Distributed
Task-based parallelism in Chmy.jl is featured by the usage of Threads.@spawn
, with an additional layer of a Worker construct for efficiently managing the lifespan of tasks. Note that the task-based parallelism provides a high-level abstraction of program execution not only for shared-memory architecture on a single device, but it can be also extended to hybrid parallelism, consisting of both shared and distributed-memory parallelism. The Distributed
module in Chmy.jl allows users to leverage the hybrid parallelism through the power of abstraction.
We will start with some basic background knowledge for understanding the architecture of modern HPC clusters, the underlying memory model and the programming paradigm complied with it.
HPC Cluster & Distributed Memory
An high-performance computing (HPC) cluster is a collection of many separate servers (computers), called nodes, which are connected via a fast interconnect.
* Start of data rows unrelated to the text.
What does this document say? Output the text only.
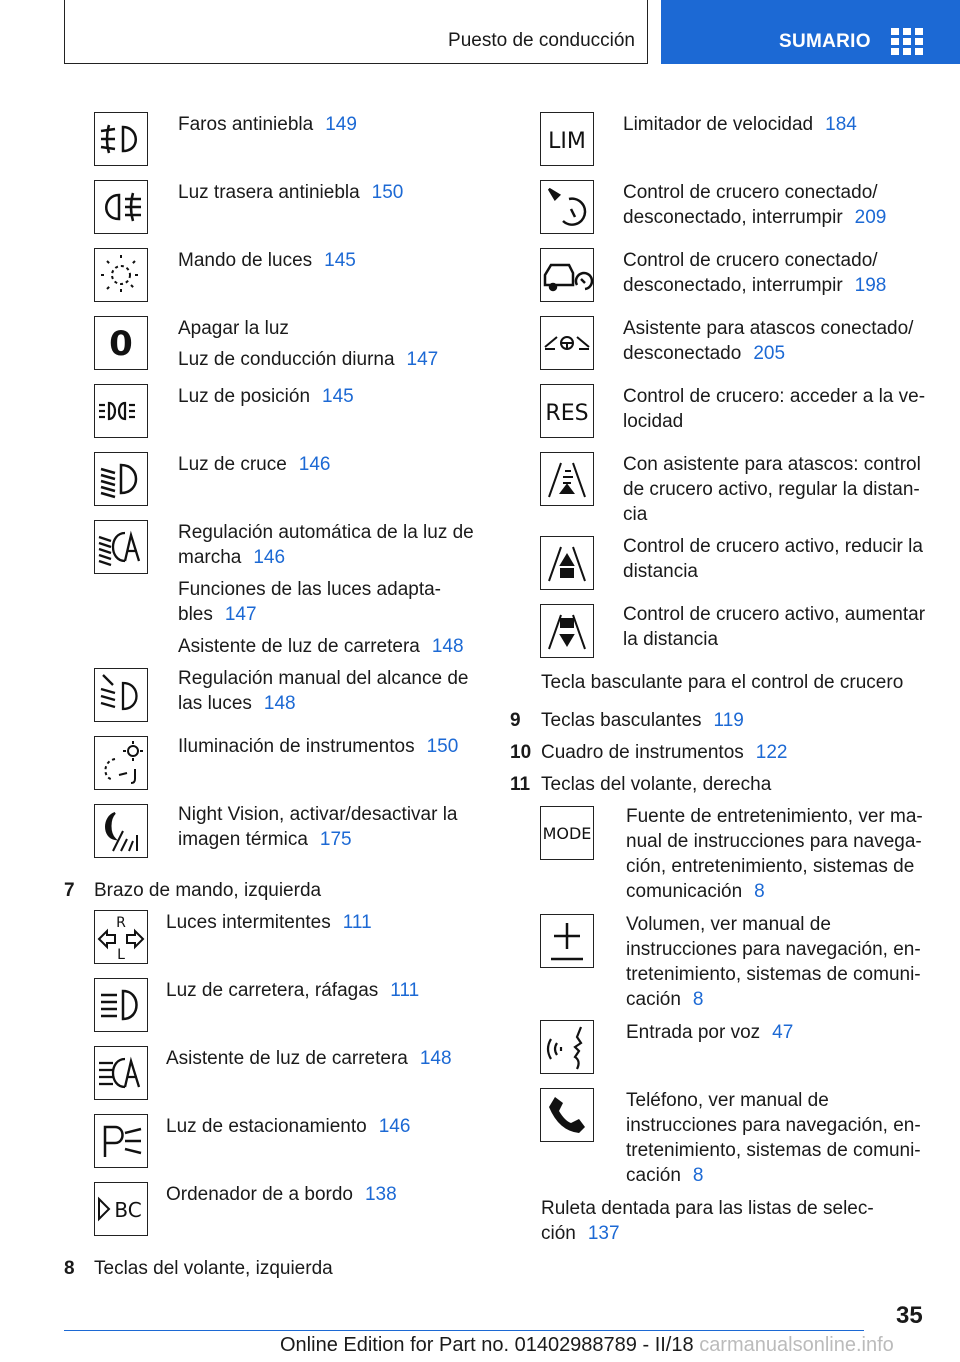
Puesto de conducción	SUMARIO
Faros antiniebla 149
Luz trasera antiniebla 150
Mando de luces 145
0 Apagar la luz
Luz de conducción diurna 147
Luz de posición 145
Luz de cruce 146
Regulación automática de la luz de
marcha 146
Funciones de las luces adapta-
bles 147
Asistente de luz de carretera 148
Regulación manual del alcance de
las luces 148
Iluminación de instrumentos 150
Night Vision, activar/desactivar la
imagen térmica 175
7 Brazo de mando, izquierda
R
L
Luces intermitentes 111
Luz de carretera, ráfagas 111
Asistente de luz de carretera 148
Luz de estacionamiento 146
BC
Ordenador de a bordo 138
8 Teclas del volante, izquierda
LIM
Limitador de velocidad 184
Control de crucero conectado/
desconectado, interrumpir 209
Control de crucero conectado/
desconectado, interrumpir 198
Asistente para atascos conectado/
desconectado 205
RES
Control de crucero: acceder a la ve-
locidad
Con asistente para atascos: control
de crucero activo, regular la distan-
cia
Control de crucero activo, reducir la
distancia
Control de crucero activo, aumentar
la distancia
Tecla basculante para el control de crucero
9 Teclas basculantes 119
10 Cuadro de instrumentos 122
11 Teclas del volante, derecha
MODE
Fuente de entretenimiento, ver ma-
nual de instrucciones para navega-
ción, entretenimiento, sistemas de
comunicación 8
Volumen, ver manual de
instrucciones para navegación, en-
tretenimiento, sistemas de comuni-
cación 8
Entrada por voz 47
Teléfono, ver manual de
instrucciones para navegación, en-
tretenimiento, sistemas de comuni-
cación 8
Ruleta dentada para las listas de selec-
ción 137
35
Online Edition for Part no. 01402988789 - II/18 carmanualsonline.info
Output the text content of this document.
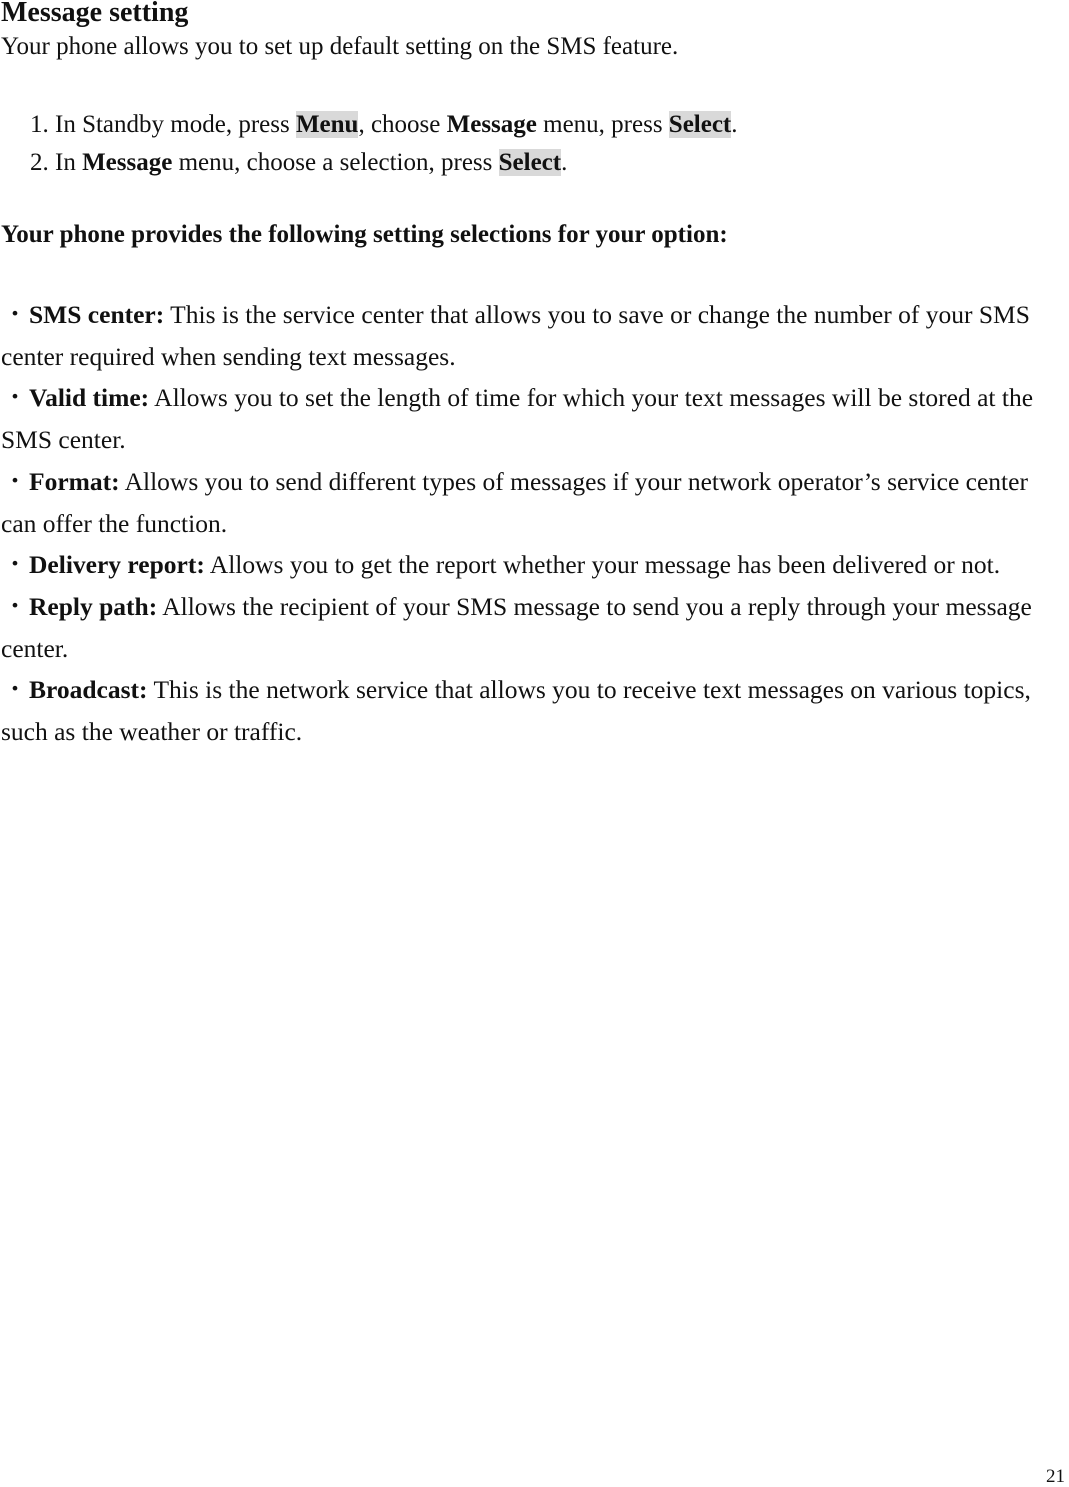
Message setting

Your phone allows you to set up default setting on the SMS feature.

1. In Standby mode, press Menu, choose Message menu, press Select.
2. In Message menu, choose a selection, press Select.

Your phone provides the following setting selections for your option:

・SMS center: This is the service center that allows you to save or change the number of your SMS center required when sending text messages.
・Valid time: Allows you to set the length of time for which your text messages will be stored at the SMS center.
・Format: Allows you to send different types of messages if your network operator’s service center can offer the function.
・Delivery report: Allows you to get the report whether your message has been delivered or not.
・Reply path: Allows the recipient of your SMS message to send you a reply through your message center.
・Broadcast: This is the network service that allows you to receive text messages on various topics, such as the weather or traffic.
21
Each node manages its own private memory. Such system with interconnected nodes, without having access to memory of any other node, features the distributed memory model. The underlying fast interconnect (e.g. InfiniBand), that physically connects the nodes in the network via specialised hardware, can transfer the data from one node to another in an extremely efficient manner.
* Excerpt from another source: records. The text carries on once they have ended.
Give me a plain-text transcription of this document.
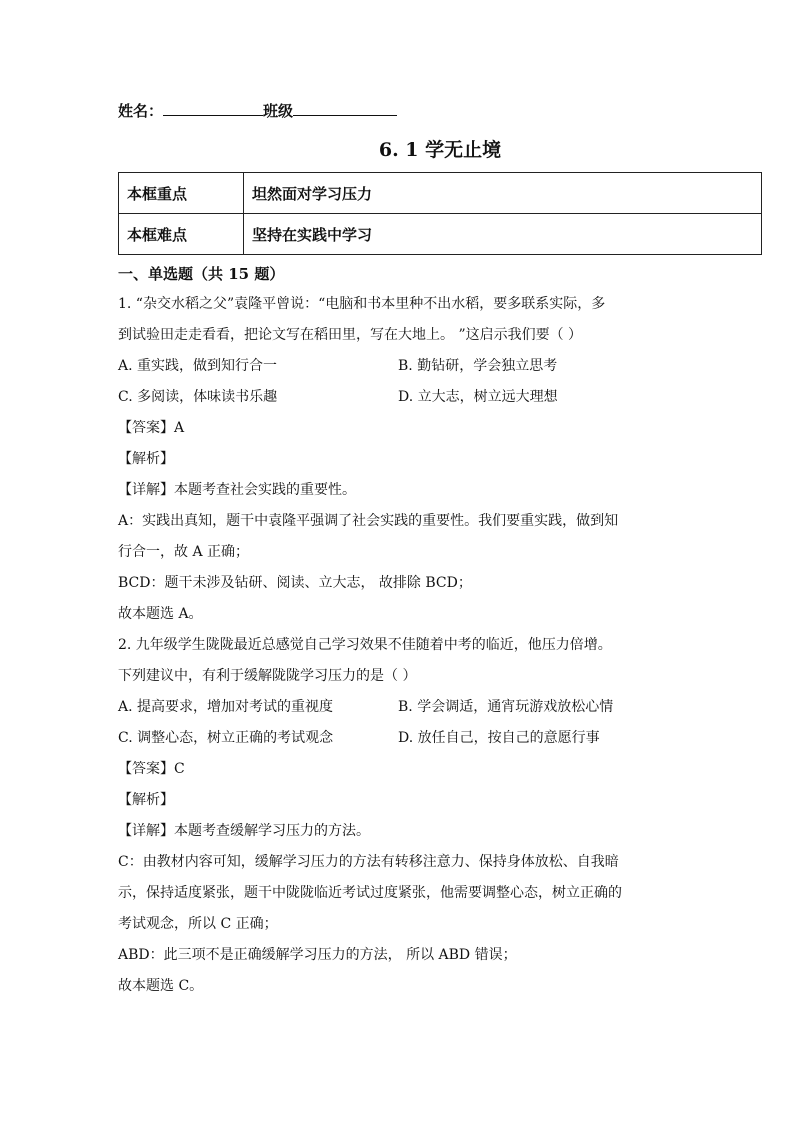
姓名：	班级
6. 1 学无止境
本框重点	坦然面对学习压力
本框难点	坚持在实践中学习
一、单选题（共 15 题）
1. “杂交水稻之父”袁隆平曾说：“电脑和书本里种不出水稻，要多联系实际，多
到试验田走走看看，把论文写在稻田里，写在大地上。 ”这启示我们要（ ）
A. 重实践，做到知行合一	B. 勤钻研，学会独立思考
C. 多阅读，体味读书乐趣	D. 立大志，树立远大理想
【答案】A
【解析】
【详解】本题考查社会实践的重要性。
A：实践出真知，题干中袁隆平强调了社会实践的重要性。我们要重实践，做到知
行合一，故 A 正确；
BCD：题干未涉及钻研、阅读、立大志， 故排除 BCD；
故本题选 A。
2. 九年级学生陇陇最近总感觉自己学习效果不佳随着中考的临近，他压力倍增。
下列建议中，有利于缓解陇陇学习压力的是（ ）
A. 提高要求，增加对考试的重视度	B. 学会调适，通宵玩游戏放松心情
C. 调整心态，树立正确的考试观念	D. 放任自己，按自己的意愿行事
【答案】C
【解析】
【详解】本题考查缓解学习压力的方法。
C：由教材内容可知，缓解学习压力的方法有转移注意力、保持身体放松、自我暗
示，保持适度紧张，题干中陇陇临近考试过度紧张，他需要调整心态，树立正确的
考试观念，所以 C 正确；
ABD：此三项不是正确缓解学习压力的方法， 所以 ABD 错误；
故本题选 C。
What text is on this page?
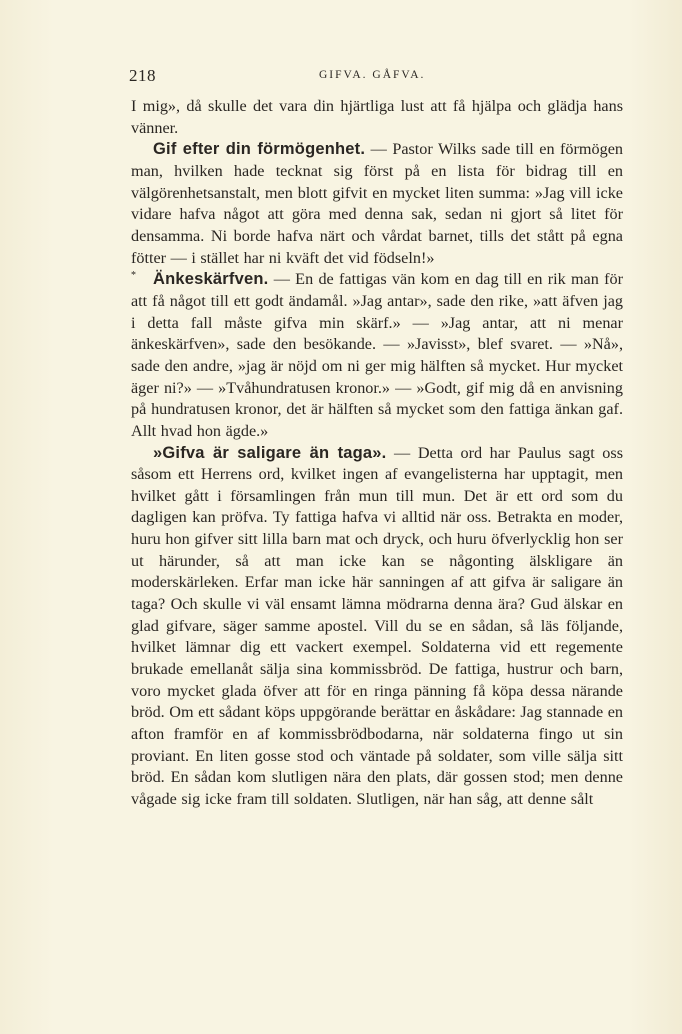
218	GIFVA. GÅFVA.

I mig», då skulle det vara din hjärtliga lust att få hjälpa och glädja hans vänner.

Gif efter din förmögenhet. — Pastor Wilks sade till en förmögen man, hvilken hade tecknat sig först på en lista för bidrag till en välgörenhetsanstalt, men blott gifvit en mycket liten summa: »Jag vill icke vidare hafva något att göra med denna sak, sedan ni gjort så litet för densamma. Ni borde hafva närt och vårdat barnet, tills det stått på egna fötter — i stället har ni kväft det vid födseln!»

* Änkeskärfven. — En de fattigas vän kom en dag till en rik man för att få något till ett godt ändamål. »Jag antar», sade den rike, »att äfven jag i detta fall måste gifva min skärf.» — »Jag antar, att ni menar änkeskärfven», sade den besökande. — »Javisst», blef svaret. — »Nå», sade den andre, »jag är nöjd om ni ger mig hälften så mycket. Hur mycket äger ni?» — »Tvåhundratusen kronor.» — »Godt, gif mig då en anvisning på hundratusen kronor, det är hälften så mycket som den fattiga änkan gaf. Allt hvad hon ägde.»

»Gifva är saligare än taga». — Detta ord har Paulus sagt oss såsom ett Herrens ord, kvilket ingen af evangelisterna har upptagit, men hvilket gått i församlingen från mun till mun. Det är ett ord som du dagligen kan pröfva. Ty fattiga hafva vi alltid när oss. Betrakta en moder, huru hon gifver sitt lilla barn mat och dryck, och huru öfverlycklig hon ser ut härunder, så att man icke kan se någonting älskligare än moderskärleken. Erfar man icke här sanningen af att gifva är saligare än taga? Och skulle vi väl ensamt lämna mödrarna denna ära? Gud älskar en glad gifvare, säger samme apostel. Vill du se en sådan, så läs följande, hvilket lämnar dig ett vackert exempel. Soldaterna vid ett regemente brukade emellanåt sälja sina kommissbröd. De fattiga, hustrur och barn, voro mycket glada öfver att för en ringa pänning få köpa dessa närande bröd. Om ett sådant köps uppgörande berättar en åskådare: Jag stannade en afton framför en af kommissbrödbodarna, när soldaterna fingo ut sin proviant. En liten gosse stod och väntade på soldater, som ville sälja sitt bröd. En sådan kom slutligen nära den plats, där gossen stod; men denne vågade sig icke fram till soldaten. Slutligen, när han såg, att denne sålt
By using the fast interconnect, processes across different nodes can communicate with each other through the exchange of messages in a high-throughput, low-latency fashion. The syntax and semantics of how message passing should proceed through such network is defined by a standard called the Message-Passing Interface (MPI), and there are different libraries that implement the standard, resulting in a wide range of choice (MPICH, Open MPI, MVAPICH etc.) for users. MPI.jl package provides a high-level API for Julia users to call library routines of an implementation of user's choice.
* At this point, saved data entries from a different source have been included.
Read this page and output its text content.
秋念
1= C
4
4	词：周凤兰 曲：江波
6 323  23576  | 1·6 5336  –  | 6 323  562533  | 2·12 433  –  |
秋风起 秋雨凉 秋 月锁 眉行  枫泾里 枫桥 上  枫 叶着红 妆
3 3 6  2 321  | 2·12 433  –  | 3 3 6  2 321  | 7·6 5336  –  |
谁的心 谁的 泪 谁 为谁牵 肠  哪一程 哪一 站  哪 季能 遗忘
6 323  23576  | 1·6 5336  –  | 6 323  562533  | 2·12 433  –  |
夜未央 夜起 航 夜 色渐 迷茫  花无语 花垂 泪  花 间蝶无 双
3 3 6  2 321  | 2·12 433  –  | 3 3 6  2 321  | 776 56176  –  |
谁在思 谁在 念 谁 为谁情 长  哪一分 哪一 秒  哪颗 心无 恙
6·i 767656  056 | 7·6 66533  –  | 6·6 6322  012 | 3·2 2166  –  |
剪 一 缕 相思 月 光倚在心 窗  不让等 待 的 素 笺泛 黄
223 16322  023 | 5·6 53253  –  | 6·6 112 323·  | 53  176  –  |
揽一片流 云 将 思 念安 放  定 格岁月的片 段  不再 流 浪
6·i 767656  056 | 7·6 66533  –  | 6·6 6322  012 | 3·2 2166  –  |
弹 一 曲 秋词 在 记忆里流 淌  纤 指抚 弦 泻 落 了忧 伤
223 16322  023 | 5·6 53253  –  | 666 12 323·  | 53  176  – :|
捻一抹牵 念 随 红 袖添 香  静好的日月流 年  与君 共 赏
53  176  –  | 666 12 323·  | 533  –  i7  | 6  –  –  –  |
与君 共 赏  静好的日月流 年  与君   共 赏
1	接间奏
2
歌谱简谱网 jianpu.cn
In general, implementations based on MPI standard can be used for a great variety of computers, not just on HPC clusters, as long as these computers are connected by a communication network.
Distributed Architecture
Expanding upon our understanding of message passing in HPC clusters, we now turn our focus to its application within GPU-enhanced environments in Chmy.jl. Our distributed architecture builds upon the abstraction of having GPU clusters that build on the same GPU architecture. Note that in general, GPU clusters may be equipped with hardware from different vendors, incorporating different types of GPUs to exploit their unique capabilities for specific tasks.
The Distributed
module currently only supports GPU-aware MPI when a GPU backend is selected for multi-GPU computations. For the Distributed
module to function properly, any GPU-aware MPI library installation shall be used. Otherwise, a segmentation fault will occur.